VOA: “İran’ın ABD ve Avrupa’yla nükleer meselesinde anlaşmasını öngörüyor musunuz?”
Uygur: “Mesela Avrupalılar’ın İran’a önerdiği INSTEX mekanizması vardı bu çalışmadı hatırlarsınız. Temel sebebi de Amerika’nın Trump yönetimin baskısıydı. Şimdi İran karşısında tek bir Batı cephesi var. Burada anlaşırsa Avrupa da yerine getirecek taahhütlerini Amerika da… Ancak benim yine gördüğüm beklentiler çok farklıydı. İran çok büyük getiriler elde etmeden büyük bir anlaşmaya hazır değil. Amerika içi dengeler de gerek Cumhuriyetçiler olsun gerek Demokratlar arasında İran konusunda ciddi bir güç odakları var. Cumhuriyetçiler ile sınırlı değil. Böyle bir dönemde Biden’ın İran’a çok büyük tavizler vereceğini ben düşünmüyorum açıkçası bu engellenecektir. Öbür tarafta malum İsrail’in İran karşıtı eylemleri var. Sabotajlar var, hemen her gün İran’da bir şeyler oluyor, patlama diye bir şey oluyor. Dolayısıyla böyle bir ortamda bu önemli Amerika – Avrupa birlikteliği. Ama son kararı Amerika verecektir yani eğer Biden ilk üç aydaki söylemini sürdürseydi Viyana’dan bir şey çıkmayacaktı. Neydi? Nükleer anlaşma yeterli değil deniyordu. Sonra Biden yönetimde hafif bir değişiklik oldu Nisan’dan itibaren ‘Tamam eski anlaşmayı müzakere edelim’ yaklaşımına dönüldü. Şimdi eski anlaşma kabul edilirse, İran bundan somut adım görmek istediğini vurguluyor. Anlaşmanın uygulandığını görmek istiyor. Çünkü Obama döneminde anlaşma imzalanmıştı ama İran’ın hep şikayet ettiği: ‘somut getirisini görmüyoruz’, birisi arkadan şirketleri engelliyor İran’da iş yapmak isteyenleri… Dolayısıyla Amerika’nın da ben İran’a açıkçası bu kadar alan açacağını düşünmüyorum. İran ekonomik olarak çok zor durumda, göstergeleri çok kötü ve Amerika da bunu fark etti Biden yönetimi bunu fark etti. Buradan baskıya arttırmaya çalışıyor ancak kimse de masadan ayrılan taraf olmak istemiyor.”

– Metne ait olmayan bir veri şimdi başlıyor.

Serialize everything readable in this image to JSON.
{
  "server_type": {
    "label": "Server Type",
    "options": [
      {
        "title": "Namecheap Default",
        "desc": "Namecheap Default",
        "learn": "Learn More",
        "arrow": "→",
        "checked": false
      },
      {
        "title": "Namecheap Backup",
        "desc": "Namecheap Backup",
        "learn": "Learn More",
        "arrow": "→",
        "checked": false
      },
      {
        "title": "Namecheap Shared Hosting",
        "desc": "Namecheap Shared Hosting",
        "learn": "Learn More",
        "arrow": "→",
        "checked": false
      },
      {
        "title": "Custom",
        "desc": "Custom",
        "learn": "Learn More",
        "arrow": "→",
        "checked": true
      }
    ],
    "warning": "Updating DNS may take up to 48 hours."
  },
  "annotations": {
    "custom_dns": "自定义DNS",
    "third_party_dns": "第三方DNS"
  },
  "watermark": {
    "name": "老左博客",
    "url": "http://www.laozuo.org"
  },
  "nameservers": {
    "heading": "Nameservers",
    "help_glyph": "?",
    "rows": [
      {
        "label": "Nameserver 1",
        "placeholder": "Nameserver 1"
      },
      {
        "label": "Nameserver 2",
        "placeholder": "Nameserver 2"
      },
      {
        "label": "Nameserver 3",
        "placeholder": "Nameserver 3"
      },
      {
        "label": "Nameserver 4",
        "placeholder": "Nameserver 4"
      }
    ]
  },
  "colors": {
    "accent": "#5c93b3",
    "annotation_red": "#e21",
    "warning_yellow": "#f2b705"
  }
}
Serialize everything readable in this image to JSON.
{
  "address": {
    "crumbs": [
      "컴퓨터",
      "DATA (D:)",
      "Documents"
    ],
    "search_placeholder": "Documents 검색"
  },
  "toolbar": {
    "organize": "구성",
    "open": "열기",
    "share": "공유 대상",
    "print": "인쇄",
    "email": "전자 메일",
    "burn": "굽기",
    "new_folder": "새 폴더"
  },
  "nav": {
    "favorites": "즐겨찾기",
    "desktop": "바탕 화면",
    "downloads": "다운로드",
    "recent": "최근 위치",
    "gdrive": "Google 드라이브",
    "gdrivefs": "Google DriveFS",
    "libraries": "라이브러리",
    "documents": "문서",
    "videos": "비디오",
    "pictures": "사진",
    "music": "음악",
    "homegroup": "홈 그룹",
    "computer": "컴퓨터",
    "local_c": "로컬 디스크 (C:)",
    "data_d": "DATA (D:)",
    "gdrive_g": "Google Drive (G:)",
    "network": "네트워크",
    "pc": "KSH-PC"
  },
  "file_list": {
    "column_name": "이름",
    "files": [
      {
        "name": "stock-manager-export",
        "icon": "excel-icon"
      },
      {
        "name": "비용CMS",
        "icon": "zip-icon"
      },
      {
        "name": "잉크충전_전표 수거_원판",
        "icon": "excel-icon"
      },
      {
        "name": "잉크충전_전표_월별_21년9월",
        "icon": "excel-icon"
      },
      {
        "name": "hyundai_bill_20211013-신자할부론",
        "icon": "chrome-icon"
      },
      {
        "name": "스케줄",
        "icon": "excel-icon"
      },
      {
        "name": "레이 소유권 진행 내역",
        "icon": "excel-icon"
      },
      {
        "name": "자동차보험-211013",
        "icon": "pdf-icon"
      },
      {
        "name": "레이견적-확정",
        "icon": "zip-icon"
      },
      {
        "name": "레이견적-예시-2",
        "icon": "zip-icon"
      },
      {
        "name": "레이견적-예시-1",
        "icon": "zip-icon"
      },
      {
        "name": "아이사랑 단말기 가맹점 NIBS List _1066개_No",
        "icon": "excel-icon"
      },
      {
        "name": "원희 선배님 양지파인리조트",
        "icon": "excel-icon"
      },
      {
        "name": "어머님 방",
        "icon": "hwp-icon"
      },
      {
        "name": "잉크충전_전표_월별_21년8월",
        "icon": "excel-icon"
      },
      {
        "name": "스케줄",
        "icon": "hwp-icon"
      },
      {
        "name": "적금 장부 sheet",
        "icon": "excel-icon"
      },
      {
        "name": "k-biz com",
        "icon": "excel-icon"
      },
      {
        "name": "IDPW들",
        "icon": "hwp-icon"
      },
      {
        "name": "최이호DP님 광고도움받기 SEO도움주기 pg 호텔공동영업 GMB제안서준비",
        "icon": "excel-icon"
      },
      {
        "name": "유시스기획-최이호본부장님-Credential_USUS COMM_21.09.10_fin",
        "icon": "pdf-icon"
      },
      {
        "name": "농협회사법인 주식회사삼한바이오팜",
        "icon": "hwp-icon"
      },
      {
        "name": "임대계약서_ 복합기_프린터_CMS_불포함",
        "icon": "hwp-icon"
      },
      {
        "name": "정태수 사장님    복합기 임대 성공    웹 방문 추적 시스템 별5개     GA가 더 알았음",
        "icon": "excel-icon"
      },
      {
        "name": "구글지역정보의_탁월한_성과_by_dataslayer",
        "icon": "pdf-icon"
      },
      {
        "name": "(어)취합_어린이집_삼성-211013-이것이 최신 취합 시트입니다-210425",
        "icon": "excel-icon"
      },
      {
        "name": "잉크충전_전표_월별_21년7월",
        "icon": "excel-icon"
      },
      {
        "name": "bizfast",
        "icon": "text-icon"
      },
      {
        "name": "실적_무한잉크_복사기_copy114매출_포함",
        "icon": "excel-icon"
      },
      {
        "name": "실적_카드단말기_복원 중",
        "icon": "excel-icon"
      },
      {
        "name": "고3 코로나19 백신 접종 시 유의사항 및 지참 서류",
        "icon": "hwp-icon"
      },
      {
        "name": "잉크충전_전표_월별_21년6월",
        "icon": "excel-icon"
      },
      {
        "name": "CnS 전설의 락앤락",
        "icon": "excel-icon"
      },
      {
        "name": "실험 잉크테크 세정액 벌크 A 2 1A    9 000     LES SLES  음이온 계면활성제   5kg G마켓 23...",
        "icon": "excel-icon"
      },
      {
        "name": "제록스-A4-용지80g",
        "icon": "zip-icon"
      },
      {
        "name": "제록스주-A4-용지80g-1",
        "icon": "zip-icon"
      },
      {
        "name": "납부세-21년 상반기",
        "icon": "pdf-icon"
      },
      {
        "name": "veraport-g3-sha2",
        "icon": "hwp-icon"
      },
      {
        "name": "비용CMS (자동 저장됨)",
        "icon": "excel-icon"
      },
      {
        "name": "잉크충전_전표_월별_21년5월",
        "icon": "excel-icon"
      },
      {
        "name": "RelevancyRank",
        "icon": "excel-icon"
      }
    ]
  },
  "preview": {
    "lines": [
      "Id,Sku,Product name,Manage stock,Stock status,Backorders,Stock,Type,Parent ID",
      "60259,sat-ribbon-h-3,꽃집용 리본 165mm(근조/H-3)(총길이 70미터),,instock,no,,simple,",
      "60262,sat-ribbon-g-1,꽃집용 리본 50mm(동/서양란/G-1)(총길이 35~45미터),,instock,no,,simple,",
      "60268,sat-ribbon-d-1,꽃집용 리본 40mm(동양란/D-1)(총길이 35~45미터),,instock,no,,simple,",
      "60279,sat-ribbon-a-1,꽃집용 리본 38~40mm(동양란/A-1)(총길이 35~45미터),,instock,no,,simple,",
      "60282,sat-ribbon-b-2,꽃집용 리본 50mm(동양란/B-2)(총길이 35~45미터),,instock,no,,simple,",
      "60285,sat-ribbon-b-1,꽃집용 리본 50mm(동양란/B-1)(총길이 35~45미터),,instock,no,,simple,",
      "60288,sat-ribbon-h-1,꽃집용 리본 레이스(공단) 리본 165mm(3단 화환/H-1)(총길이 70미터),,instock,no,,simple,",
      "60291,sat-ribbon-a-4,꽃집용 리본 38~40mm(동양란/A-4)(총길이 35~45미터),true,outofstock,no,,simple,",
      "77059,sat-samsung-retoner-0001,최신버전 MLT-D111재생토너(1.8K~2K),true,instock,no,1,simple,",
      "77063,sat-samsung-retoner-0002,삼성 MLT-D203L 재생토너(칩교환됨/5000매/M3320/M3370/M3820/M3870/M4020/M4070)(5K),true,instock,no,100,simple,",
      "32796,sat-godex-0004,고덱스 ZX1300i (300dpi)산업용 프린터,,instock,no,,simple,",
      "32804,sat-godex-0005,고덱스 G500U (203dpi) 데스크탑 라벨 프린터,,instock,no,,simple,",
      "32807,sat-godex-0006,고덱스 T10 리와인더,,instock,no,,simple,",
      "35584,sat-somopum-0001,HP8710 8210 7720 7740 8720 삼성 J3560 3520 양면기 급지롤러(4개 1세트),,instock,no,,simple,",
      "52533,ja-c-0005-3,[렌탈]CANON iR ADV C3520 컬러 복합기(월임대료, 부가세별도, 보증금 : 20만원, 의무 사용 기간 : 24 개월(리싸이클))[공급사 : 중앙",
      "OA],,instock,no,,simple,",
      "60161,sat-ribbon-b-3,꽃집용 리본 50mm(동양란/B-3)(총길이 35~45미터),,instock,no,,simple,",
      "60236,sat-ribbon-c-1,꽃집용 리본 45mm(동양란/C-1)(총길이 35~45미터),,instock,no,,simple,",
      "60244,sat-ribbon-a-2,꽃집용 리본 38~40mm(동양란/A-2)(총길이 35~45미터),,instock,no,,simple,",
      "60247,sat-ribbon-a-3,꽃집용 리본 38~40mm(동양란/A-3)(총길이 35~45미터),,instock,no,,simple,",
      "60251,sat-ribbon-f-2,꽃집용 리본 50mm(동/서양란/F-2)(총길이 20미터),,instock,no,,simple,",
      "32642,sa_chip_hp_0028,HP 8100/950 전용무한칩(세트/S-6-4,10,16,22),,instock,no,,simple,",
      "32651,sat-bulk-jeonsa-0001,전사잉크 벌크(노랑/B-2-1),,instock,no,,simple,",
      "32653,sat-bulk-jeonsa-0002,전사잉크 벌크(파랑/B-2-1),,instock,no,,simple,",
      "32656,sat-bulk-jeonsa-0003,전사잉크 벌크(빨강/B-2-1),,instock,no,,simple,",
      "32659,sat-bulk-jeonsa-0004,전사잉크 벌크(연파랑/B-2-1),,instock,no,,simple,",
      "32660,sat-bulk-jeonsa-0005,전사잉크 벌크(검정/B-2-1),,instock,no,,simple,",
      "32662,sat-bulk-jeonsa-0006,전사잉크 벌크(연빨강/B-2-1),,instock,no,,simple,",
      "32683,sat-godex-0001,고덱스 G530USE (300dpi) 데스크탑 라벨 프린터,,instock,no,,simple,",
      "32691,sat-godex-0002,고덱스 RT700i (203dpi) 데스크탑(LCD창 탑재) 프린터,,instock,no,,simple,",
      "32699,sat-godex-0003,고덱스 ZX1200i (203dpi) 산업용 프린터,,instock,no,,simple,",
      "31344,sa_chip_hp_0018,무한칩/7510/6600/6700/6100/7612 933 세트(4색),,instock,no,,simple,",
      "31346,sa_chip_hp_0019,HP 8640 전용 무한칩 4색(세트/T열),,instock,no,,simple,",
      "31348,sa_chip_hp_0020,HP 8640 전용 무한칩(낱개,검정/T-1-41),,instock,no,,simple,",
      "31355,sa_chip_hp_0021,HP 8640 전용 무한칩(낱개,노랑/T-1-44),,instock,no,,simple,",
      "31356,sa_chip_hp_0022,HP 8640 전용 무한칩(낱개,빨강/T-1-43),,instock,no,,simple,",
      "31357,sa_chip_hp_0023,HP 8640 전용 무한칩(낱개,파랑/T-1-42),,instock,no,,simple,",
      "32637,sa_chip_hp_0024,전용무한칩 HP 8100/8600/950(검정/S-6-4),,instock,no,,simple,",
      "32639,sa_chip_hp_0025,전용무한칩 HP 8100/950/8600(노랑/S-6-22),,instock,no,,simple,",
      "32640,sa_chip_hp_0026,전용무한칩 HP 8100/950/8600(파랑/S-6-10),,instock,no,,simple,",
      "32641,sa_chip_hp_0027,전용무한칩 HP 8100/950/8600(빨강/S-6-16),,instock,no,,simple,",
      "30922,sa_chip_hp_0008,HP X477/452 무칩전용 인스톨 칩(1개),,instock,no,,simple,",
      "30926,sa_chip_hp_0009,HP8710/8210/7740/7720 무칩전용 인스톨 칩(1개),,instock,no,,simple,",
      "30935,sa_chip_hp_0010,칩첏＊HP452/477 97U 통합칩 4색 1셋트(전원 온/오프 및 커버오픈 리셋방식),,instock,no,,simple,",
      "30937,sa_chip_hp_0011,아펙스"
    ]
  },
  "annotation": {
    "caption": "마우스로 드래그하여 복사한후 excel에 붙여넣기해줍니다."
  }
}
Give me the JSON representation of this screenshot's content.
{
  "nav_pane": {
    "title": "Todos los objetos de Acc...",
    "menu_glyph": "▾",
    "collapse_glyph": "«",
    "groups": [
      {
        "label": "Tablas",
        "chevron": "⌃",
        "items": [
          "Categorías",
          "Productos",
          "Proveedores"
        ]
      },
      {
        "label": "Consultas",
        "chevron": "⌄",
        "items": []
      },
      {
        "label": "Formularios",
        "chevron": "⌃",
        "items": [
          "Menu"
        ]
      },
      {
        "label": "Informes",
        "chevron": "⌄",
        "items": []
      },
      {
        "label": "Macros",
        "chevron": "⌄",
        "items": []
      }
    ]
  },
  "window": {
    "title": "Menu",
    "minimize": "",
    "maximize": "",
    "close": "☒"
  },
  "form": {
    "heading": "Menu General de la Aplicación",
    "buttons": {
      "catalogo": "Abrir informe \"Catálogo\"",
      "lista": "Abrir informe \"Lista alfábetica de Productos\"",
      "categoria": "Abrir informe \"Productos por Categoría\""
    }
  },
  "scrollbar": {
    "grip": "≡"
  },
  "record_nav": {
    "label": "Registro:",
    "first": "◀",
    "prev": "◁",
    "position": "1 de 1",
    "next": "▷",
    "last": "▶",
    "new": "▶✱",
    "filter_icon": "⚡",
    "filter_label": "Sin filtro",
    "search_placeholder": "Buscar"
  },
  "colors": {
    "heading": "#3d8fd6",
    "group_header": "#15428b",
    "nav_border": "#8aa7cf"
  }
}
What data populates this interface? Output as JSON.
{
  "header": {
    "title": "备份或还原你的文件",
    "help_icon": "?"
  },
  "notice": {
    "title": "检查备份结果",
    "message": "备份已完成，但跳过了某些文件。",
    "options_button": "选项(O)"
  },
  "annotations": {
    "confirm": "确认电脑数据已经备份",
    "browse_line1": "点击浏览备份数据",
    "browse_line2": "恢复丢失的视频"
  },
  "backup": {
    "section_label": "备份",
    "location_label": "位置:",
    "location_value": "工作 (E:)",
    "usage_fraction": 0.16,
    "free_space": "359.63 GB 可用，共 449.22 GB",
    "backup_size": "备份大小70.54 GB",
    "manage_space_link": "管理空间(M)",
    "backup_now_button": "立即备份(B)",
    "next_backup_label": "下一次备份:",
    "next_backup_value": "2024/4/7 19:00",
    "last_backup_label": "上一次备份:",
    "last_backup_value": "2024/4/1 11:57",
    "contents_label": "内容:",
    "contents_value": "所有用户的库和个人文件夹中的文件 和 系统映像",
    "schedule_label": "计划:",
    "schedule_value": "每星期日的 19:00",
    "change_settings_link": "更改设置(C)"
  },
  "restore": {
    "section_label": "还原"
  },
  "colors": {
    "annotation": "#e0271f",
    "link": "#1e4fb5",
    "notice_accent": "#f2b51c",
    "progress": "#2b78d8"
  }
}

İran’ın geleceğinde sistem değişikliği mümkün mü?
VOA: “İran’da süreç, özellikle ekonomik sıkıntılar herhangi bir şekilde sistem değişikliğine yol açabilir mi?”
Uygur: “Bunu öngörmek çok kolay değil. İran çok dinamik bir toplum, çok farklı alt kesimleri mevcut Ama gördüğümüz şey şu; seçimlere katılım oranları da bunu gösteriyor. Büyükşehirler, şehir merkezleri gittikçe artan bir oranda o resmi sistem içinde kenara çekiliyorlar. Yani umutları azalıyor. Umutların azalmasını biz Trump dönemi yaptırımlarda da gördük. Yurtdışına müthiş bir çıkış oldu hem sermayede. Mesela biz Türkiye’de konut alımında, vatandaşlık alımında artış gözlemliyoruz. İranlı üst düzey kesimler ülkeden ayrılmaya başladı. Bu İran için hiç hoş bir şey değil, görüntü değil. Bu toplumsal protestolara yol açar mı, büyük ayaklanmalara yol açar mı? Dediğim gibi öngörmek hiç kolay değil, olabilir de olmayabilir de. İran yönetimi, devlet olarak çok hazırlıklı bütün bu gösterileri bir şekilde bastırabildi. Sonuncusu biraz kanlı oldu. Uluslararası Af Örgütü’nün verdiği bazı rakamlar vardı. 1500’e yakın rakamlar telaffuz edildi, bu tekrarlar mı emin değilim. Benim gördüğüm Reisi’nin bir şansı var. Ama bu şansı kullanması için öncelikle ekonomiyi biraz toparlaması gerekiyor ve biliyorsunuz seçim münazaralarında gündeme geldi, ekonomi sloganlarla yürümüyor. Siz istediğiniz kadar Amerika karşıtı şeyler söyleyin, ayetler, hadisler vesaire söyleyin, son tahlilde ekonomi önemli ve bunun da gerçekçi olmak gerekirse Reisi bunu kabul etmiyor ama bugün için ekonomik iyileşme için birinci şart Amerika ile ilişkiler. Çin bile İran’dan petrol alımını çok düşürdü Trump döneminde. Yani kimse Amerika ile kavga etmek istemiyor özellikle İran için. İran bunun farkında, Hindistan’la anlaşma yapmak istiyor, Çin ile 25 yıllık anlaşmalar yapmak istiyor ama Amerika ile kavga iken bunları yerine getirmesi çok mümkün değil.”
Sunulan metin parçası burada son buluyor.